Jay Baxter

Hi, I'm Jay Baxter. I lead Community Notes Machine Learning at X as a Sr. Staff ML Engineer.

I formerly was a lead on Twitter's Cortex Applied Machine Learning Research team, where we pushed the state of the art of very-real-time large-scale recommender systems.

I studied computer science and AI at MIT (S.B. '13, M.Eng. '14) where I built BayesDB. I also did software engineering and machine learning internships at Palantir, Google, Diffeo, and Numenta.

Find me on X: @_jaybaxter_


Here's a selection of some of the projects I've worked on including my research, jobs, and independent work: some huge, and some teeny tiny.

Community Notes

Community Notes (formerly Birdwatch) is a crowdsourced approach to add context to potentially misleading posts. I founded and lead the ML team which builds an open source algorithm to identify notes that people from a wide range of viewpoints find helpful. We encourage external researchers to download and analyze the fully-public data and algorithm, as Vitalik Buterin did here.

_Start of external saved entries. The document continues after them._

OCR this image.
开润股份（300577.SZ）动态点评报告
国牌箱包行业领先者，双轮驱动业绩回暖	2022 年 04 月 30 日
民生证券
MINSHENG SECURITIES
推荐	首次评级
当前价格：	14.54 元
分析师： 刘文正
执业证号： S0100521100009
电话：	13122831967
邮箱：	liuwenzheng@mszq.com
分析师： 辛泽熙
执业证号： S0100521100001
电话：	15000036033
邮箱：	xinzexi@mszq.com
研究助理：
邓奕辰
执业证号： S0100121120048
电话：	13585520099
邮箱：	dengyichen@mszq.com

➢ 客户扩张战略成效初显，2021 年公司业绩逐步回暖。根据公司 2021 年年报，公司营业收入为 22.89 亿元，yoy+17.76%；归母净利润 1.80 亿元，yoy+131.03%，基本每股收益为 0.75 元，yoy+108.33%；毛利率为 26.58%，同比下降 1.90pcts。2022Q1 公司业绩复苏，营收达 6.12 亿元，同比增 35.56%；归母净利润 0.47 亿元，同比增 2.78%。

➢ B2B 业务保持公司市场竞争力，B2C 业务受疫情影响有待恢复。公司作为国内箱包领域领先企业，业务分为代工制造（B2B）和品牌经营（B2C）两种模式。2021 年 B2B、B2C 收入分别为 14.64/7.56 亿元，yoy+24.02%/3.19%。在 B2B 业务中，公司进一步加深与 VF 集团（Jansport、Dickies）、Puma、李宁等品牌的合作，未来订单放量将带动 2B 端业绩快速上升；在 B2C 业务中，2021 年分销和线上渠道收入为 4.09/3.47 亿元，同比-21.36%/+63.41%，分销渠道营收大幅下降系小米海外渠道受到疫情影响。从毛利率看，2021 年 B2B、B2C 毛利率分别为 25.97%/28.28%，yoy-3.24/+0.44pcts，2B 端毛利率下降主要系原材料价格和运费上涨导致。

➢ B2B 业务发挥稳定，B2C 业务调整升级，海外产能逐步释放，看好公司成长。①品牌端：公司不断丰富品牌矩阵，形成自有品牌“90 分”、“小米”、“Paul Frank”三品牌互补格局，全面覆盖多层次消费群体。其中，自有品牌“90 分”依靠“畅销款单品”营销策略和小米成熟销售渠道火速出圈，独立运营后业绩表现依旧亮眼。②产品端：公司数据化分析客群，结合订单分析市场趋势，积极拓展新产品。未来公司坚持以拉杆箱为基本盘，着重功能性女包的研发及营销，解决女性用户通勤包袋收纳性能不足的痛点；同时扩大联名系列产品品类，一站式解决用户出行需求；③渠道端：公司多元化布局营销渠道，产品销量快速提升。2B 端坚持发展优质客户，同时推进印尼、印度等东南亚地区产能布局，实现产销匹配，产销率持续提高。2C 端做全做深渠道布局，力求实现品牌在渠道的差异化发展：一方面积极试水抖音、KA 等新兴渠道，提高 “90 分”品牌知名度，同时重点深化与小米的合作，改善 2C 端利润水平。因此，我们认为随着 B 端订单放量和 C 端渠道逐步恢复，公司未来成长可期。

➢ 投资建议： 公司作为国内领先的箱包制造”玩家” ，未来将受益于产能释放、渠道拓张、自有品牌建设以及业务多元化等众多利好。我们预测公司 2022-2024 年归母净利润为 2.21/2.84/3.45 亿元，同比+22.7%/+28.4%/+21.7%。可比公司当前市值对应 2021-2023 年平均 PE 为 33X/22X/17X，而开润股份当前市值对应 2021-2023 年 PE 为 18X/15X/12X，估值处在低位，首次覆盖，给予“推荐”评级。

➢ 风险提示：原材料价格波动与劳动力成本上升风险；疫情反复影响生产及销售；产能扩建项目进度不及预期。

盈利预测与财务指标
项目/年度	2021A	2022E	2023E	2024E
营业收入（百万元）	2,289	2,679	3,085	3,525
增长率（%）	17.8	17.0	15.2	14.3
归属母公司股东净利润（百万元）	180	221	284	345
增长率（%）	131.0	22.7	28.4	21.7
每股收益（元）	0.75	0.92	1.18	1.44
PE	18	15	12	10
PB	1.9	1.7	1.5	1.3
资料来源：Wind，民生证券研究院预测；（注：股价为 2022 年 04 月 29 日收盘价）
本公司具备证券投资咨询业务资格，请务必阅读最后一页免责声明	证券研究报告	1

Push Notification Volume Personalization

I led development of a new notification opt-out prediction model that we used to personalize notification volume (blog post of our work, published by my collaborators after I had moved on to Birdwatch), which drove a large amount of mDAU without significant impact on opt-outs via a utility maximization approach.

Embedding-based Candidate Generation

I pioneered using two-tower neural networks to generate candidates in large-scale recommender systems at Twitter (e.g. account recommendations, notifications, tweets from people you don't follow), and wrote this paper documenting how we tackled dataset bias, the biggest hurdle to getting these models to work well: Lessons Learned Addressing Dataset Bias in Model-Based Candidate Generation at Twitter

I also worked on centralized embeddings that could be used by multiple product teams' models, and described some basic techniques here: Fighting Redundancy and Model Decay with Embeddings.

Recommendations for New Users

Built the first models to rank account recommendations for new users (previously, heuristics were used to re-rank what the candidate generators produced), resulting in follow and DAU wins in A/B tests.

User States and Causal Retention Drivers

Produced a new user state model, an hidden markov model, which is still used company-wide 7 years later in key metrics/OKRs, to split all A/B test results, and as an impactful feature in many production models.

The original use of the model was to determine precisely when users switched behavior modes, which enabled analysis to try to determine causal retention drivers using observation techniques such as propensity score matching and natural experiments.


BayesDB, an open source Bayesian database I built for my M.Eng. thesis, lets users query the probable implications of their data in the same way a SQL database lets them query the data itself. Users can detect predictive relationships between variables, infer missing values, simulate probable rows, and identify statistically similar database entries using inferences that are based in part on CrossCat, a nonparametric Bayesian model. Paper.

Knowledge Graph Entity Resolution

As a machine learning intern at Diffeo in 2013, I worked on hierarchical probabilistic models to perform cross-document entity coreference (entity resolution), which involved experimenting with structure priors and different sets of MCMC moves to perform structure learning and semi-supervised parameter learning techniques.

Viewshed Analysis

During my 2012 internship at Palantir, I worked on the map application and geospatial data analysis. My team's hack week project, adding viewshed analysis (determining line-of-sight using elevation data) to Palantir, won an award and for some reason its patent is cited 3x more than my next most cited paper....

Natural Language Question Answering System

In 2012, I spent MIT's January term, IAP, working on the START web-based natural language question answering system with CSAIL's InfoLab Group.

Google Book Alerts

During my summer internship at Google in 2011, I integrated book search with Google Alerts to make Google Book Alerts, which notifies users when books that match their query (by author, title, subject, or fulltext) become available.

Neocortex-inspired Learning Algorithms

As a summer intern at Numenta in 2010, I worked on Numenta's development platform that provides tools to create, train, and test a hierarchical temporal memory (HTM) system.

Smartphone Sensor Data Analysis

In 2009 and 2010, with the Human Dynamics Group at the MIT Media Lab, I worked on the FunF project studying in-person social networks (e.g. predicting disease and opinion spread) using smartphone data from opted-in study participants who lived in the same dorm and filled out daily surveys. I developed the backend that processed and analyzed sensor data that was uploaded from the phones in real time.

Recommender System for Reddit

I implemented and tested various flavors of nearest-neighbor methods, singular value decompositions, and probabilistic matrix factorizations to recommend subreddits using collaborative filtering (writeup).

Food Recognition

I built a computer vision system that recognizes food from the Pittsburgh Fast Food Image dataset with over 80% accuracy by first probabilistically labelling ingredients with a semantic texton forest, then using an SVM with pairwise local ingredient-level features and a histogram intersection kernel (paper). (This was >10 years ago; you could do way better now with off-the-shelf CNNs!)